Cyclization process affects alternative splicing
CircRNA is generally accepted as a unique functional by-products derived from splicing process of protein-coding genes. A large proportion of circRNAs we identified till date are exon-derived. Thus, the forming process of such circRNAs could affect alternative splicing of the relevant pre-mRNAs, potentially leading to altered gene expression (Fig.
4.5). A paper published in Circulation Research pointed that RBM20 is crucial for the formation of a subset of circRNAs that originate from the I-band of the Titin gene. In RBM20-knockout mice, exons that originally corresponded to the formation of circular RNA were found more concentrated in linear RNA [
67]. The authors speculate that these exons may be part of the precursor RNA transcribed by Titin gene, they are cleaved from precursor RNA molecule and further forms circRNAs with the aid of RBM20 in a normal situation. When RBM20 is mutated or knocked out, these exon sequences cannot be normally cut down to start the cyclization, and finally accumulate in the linear RNA molecules.

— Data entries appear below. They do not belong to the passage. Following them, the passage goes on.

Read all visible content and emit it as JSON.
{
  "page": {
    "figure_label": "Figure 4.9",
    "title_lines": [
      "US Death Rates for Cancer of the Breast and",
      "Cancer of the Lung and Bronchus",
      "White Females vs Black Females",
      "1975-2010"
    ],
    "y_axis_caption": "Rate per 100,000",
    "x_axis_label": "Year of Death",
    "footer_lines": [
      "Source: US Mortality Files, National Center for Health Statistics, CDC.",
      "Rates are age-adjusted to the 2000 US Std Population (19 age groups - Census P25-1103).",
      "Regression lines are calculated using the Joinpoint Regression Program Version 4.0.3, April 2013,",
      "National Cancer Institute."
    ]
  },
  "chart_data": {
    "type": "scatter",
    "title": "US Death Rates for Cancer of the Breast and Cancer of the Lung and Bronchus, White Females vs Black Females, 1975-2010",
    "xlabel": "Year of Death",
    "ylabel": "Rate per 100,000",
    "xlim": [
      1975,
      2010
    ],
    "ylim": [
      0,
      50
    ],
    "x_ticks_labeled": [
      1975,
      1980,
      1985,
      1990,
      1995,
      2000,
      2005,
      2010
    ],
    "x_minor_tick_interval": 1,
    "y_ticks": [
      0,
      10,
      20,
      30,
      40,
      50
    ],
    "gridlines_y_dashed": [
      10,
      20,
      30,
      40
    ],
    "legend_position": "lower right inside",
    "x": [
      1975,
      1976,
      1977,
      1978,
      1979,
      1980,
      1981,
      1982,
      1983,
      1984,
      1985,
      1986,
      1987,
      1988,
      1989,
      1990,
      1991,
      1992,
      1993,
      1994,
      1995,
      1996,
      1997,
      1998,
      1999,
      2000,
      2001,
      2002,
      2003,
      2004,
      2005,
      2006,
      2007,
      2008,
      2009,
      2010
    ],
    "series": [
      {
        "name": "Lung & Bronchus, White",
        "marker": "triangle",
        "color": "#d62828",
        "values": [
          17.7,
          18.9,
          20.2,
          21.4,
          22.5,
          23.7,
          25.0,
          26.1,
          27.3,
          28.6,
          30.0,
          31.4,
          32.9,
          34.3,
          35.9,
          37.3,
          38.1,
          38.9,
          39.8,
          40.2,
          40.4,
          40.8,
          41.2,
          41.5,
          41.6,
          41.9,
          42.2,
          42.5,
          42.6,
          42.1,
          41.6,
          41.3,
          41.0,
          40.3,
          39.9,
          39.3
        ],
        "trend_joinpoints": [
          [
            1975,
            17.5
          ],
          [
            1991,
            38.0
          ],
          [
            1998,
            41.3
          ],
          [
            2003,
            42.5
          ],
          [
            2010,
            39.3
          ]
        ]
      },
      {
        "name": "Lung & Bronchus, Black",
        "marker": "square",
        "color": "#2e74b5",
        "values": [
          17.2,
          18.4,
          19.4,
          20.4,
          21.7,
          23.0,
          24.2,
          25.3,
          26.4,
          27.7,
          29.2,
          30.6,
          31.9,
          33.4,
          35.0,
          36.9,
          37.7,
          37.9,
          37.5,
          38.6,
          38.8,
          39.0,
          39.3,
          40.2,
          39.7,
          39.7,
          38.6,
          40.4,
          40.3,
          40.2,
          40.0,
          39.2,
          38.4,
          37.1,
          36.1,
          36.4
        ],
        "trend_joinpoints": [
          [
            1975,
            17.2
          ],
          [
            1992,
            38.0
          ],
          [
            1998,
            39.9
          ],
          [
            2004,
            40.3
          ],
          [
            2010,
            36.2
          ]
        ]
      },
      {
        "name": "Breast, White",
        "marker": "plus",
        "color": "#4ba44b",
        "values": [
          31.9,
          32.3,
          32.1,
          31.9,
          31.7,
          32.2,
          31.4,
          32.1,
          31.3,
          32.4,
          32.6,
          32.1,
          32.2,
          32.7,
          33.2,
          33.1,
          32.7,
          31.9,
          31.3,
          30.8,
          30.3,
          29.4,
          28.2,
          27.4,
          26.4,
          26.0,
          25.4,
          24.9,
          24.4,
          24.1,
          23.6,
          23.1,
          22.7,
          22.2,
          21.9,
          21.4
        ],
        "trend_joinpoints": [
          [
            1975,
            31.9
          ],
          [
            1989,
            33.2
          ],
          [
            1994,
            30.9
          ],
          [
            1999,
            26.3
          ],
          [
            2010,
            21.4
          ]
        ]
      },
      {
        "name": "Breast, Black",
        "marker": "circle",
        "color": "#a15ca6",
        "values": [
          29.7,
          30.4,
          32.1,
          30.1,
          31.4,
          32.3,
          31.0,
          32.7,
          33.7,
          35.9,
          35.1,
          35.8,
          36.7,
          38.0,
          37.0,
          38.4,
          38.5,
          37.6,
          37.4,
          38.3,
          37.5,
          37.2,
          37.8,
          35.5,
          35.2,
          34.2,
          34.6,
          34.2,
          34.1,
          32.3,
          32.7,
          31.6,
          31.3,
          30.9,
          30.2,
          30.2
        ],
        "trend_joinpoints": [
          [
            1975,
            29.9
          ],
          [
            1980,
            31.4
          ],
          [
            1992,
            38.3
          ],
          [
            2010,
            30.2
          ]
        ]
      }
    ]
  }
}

On the contrary, circRNA biogenesis can compete with pre-mRNA splicing, resulting in lower levels of linear mRNAs and changing the composition of processed mRNA by excluding specific exons from the pre-mRNA. Although no natural eukaryotic endogenous circRNA is yet proved to possess the function of translating into proteins, considering the principle we mention above that the more exons are circularized, the less they will be present in the processed mRNA, it is reasonable to speculate that the overexpression or deletion of some gene splicing associated proteins may also modulate formation of mRNA by affecting the amount of circRNAs, further regulate gene expression. This theory will offer a brand-new perspective for the nosogenesis research of some disease.
In consideration of the numerous unsolved problems about circRNAs as yet, more reliable researches are needed to discover the potential existence of other unknown circRNAs or functional RNAs, and complete their functional characterization in eukaryotic cells.